Quote Originally Posted by pstudio View Post
C) Choose a (high) resolution and render to a buffer. Then render the buffer scaled so it fits the screen's resolution. This is the way I'm thinking about going right now. I'm going to render multiple layers to multiple rendertargets and combine them in the end anyways so it would be easy to scale them in the end.
This is the new DPI approach of Windows Vista and later. Honestly, it's just another way of using option (A) with exactly the same result but more complex implementation. A very bad idea if you ask me as your game will look blurred, degrading visual quality and increasing eye strain.

Quote Originally Posted by pstudio View Post
D) Create assets for different resolutions. Will give the best result for supported resolutions but it requires a lot of work creating the assets. The issue still exists for the resolutions not supported.
E) Use vector art. Vectors can be rasterised at the beginning or during loading. I'm not sure how much expensive it will be do this conversion. Vector art has great potential but there are some images that can't practically be created by vectors.
F) Use procedurally generated content. Like vectors it can be created at runtime for the specific resolution.
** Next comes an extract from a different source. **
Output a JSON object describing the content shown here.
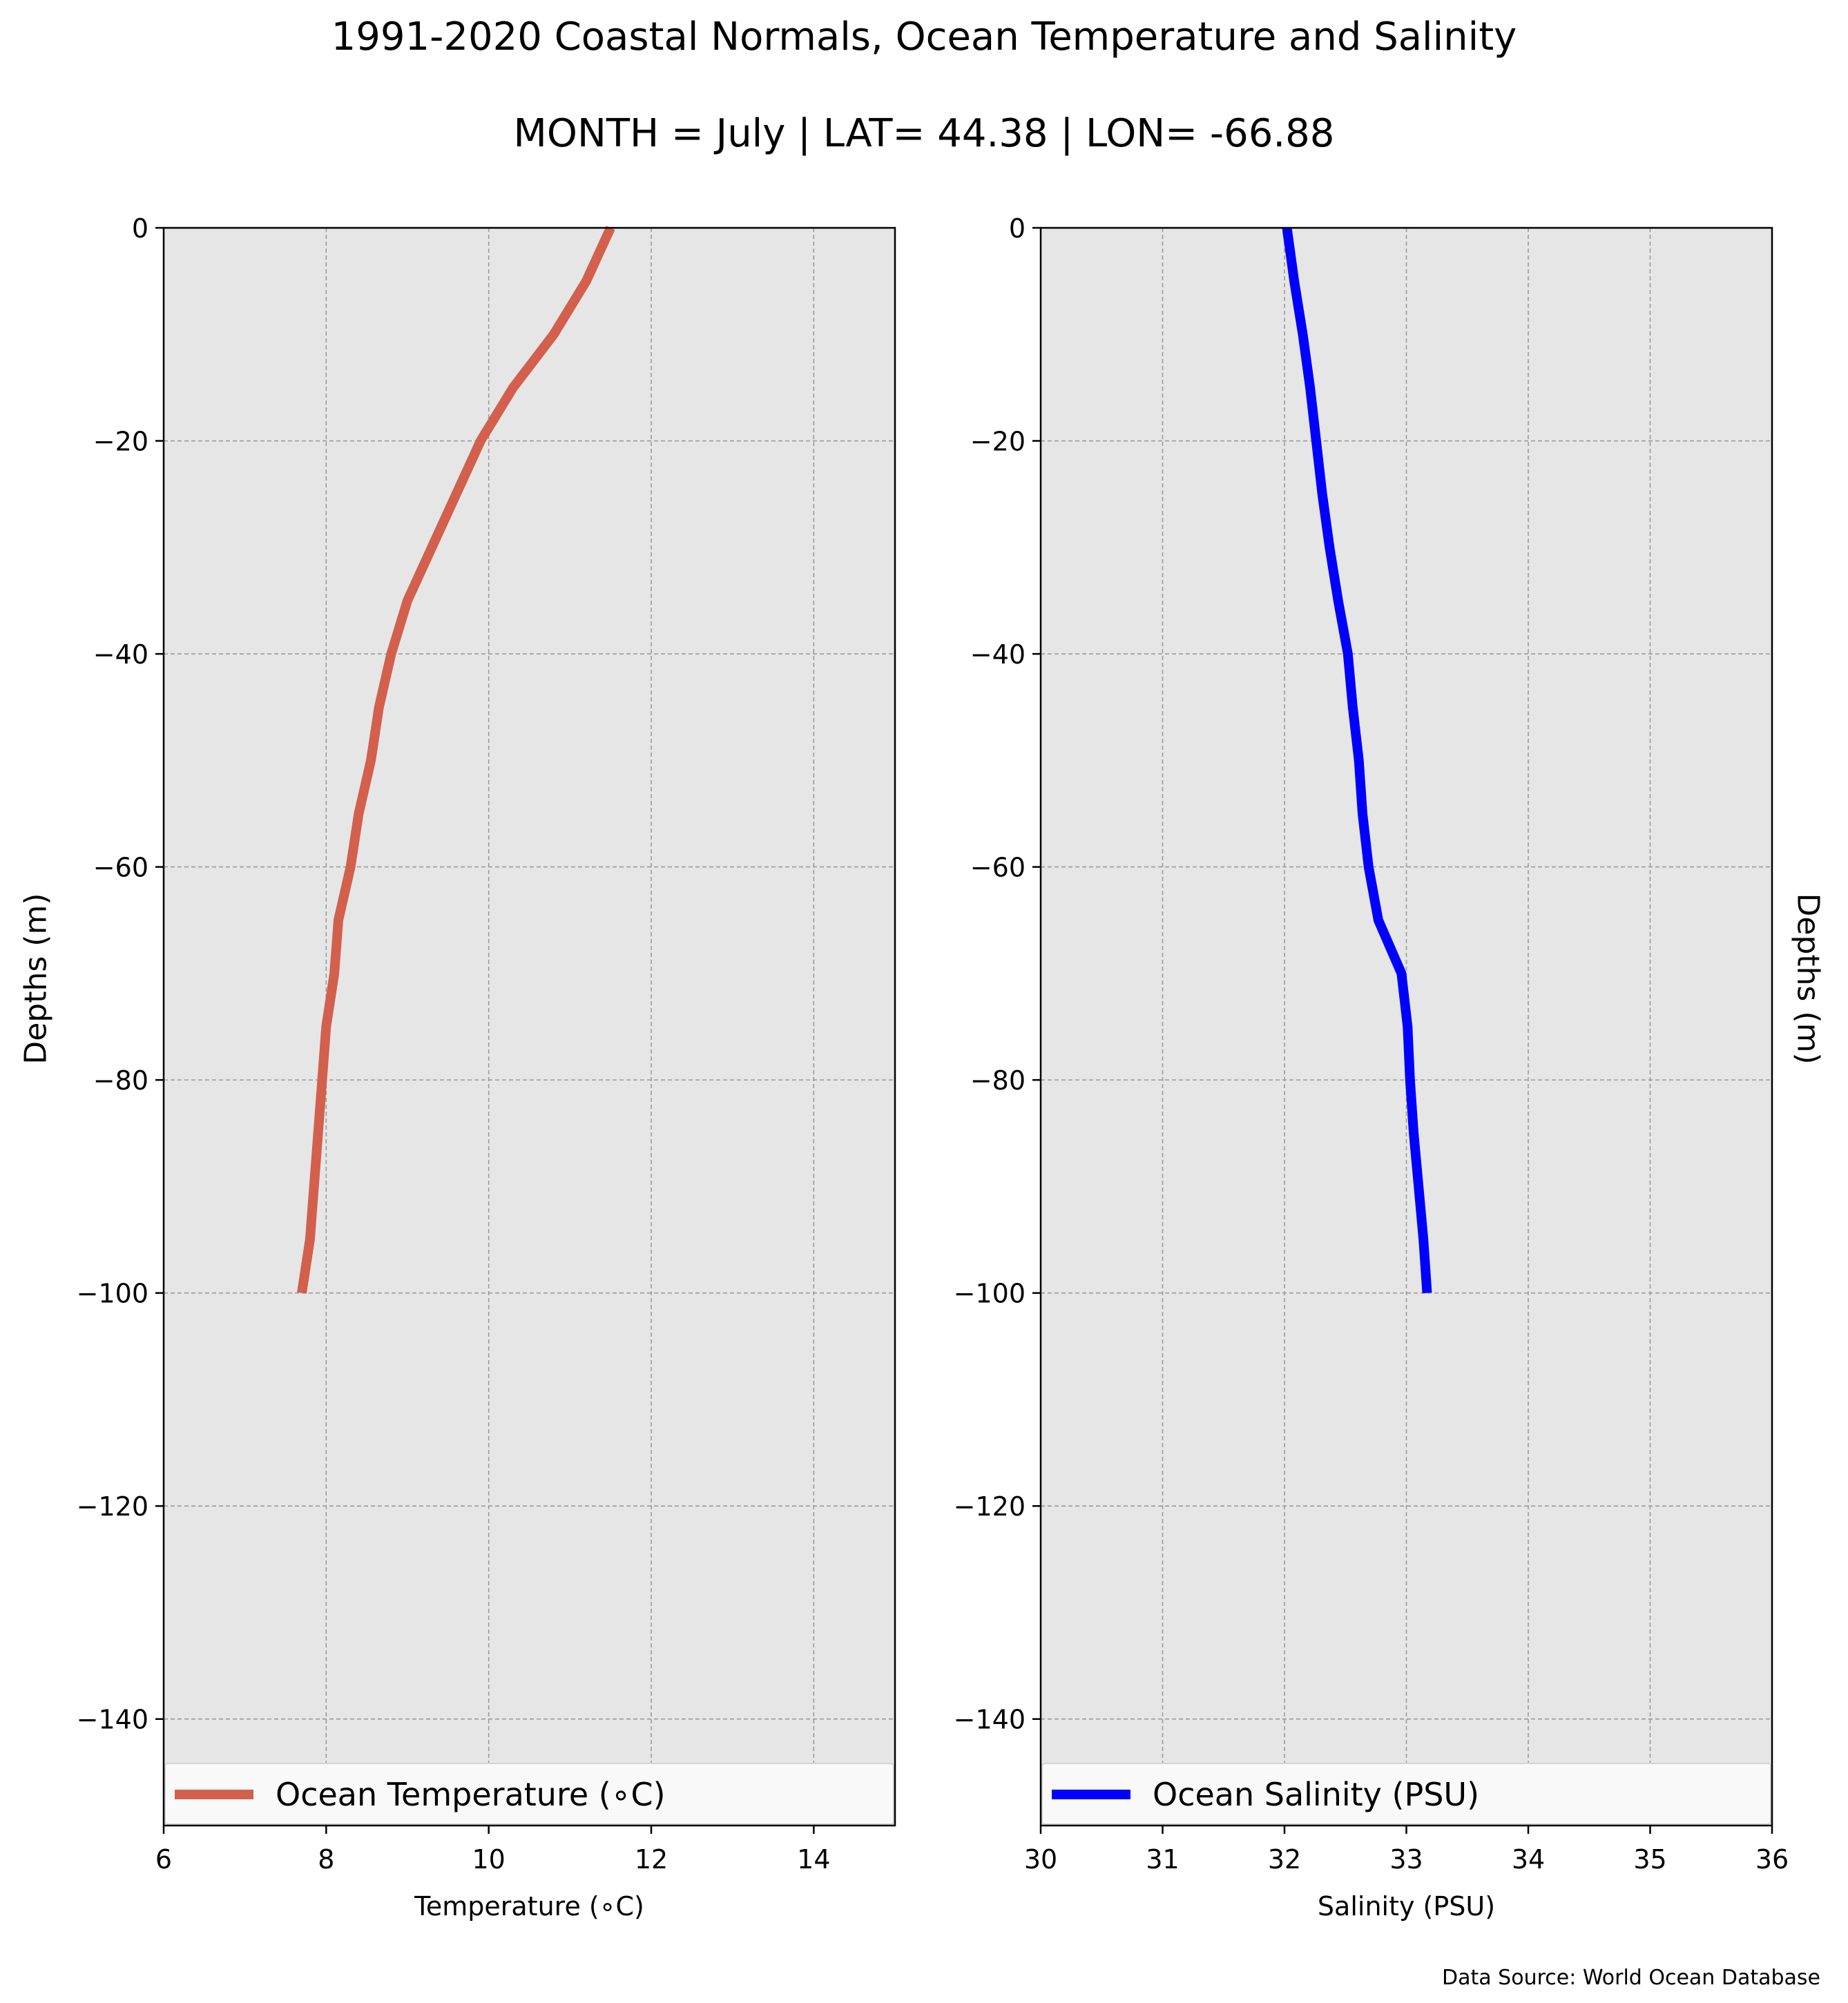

However it is time consuming to design algorithms for generating images and it obviously won't work in all cases.
These solutions are not elegant and will either require a lot of work without achieving proper result on all configurations, or will degrade the visual quality of your application.

Quote Originally Posted by pstudio View Post
Regarding the aspect ratio:
A) Choose 4:3 ratio. Stretch the canvas for wider aspect ratios. The drawback is obvious. The wider aspect ratio the wierder distortion.
B) Choose 4:3 ratio and draw black bars around the sides. Better than A) in my oppinion but we're wasting screen estate.
C) Show more of the game world depending on the aspect ratio. For some games this will work. For other games it can completely destroy gameplay.
Thinking about aspect ratio is actually a move in the right direction, but you shouldn't really be thinking of aspect ratio per se, rather than the overall layout. My suggestion is the following.

First, try not to think of resolutions. Think of the screen layout and how many layouts you will support. If you have iPad, try to look at it vertically and horizontally.Try to imagine if iPad was shorter but longer (e.g. being a widescreen). Try to draw the organization layout on paper thinking where you will put your game's elements depending on the screen orientation and shape (e.g. closer to 4:3 or closer to 16:9).

Once you have the proper organization strategy, one important issue is how will you handle different DPI settings. For instance, you may want to include large icons and resize them to smaller versions on the fly to take advantage of high DPI displays and make the game look similar on different devices. Another alternative would be putting more elements with higher DPI settings, so instead of bigger icons, the user will see more of them. You can even try some hybrid approach as well.

If you plan your game's conceptual organization on different layouts (vertical/horizontal) and shapes (4:3, widescreen), properly handling different DPI settings, you will make the majority of your users happy. As you can see, this way you are not thinking of resolutions and aspect ratios, and you are not using vectors, procedural content and other stuff, which is not related here anyway. This is the best non-intrusive approach, which in many ways is enforced when you develop for iPhone/iPad, even though it perfectly applies to Windows/Mac OS systems.

In order to properly solve a problem, instead trying to fix the problem itself, you should change the conditions accordingly so the problem ceases to exist. You may want to check this article, which is more of philosophical nature, but still applies here.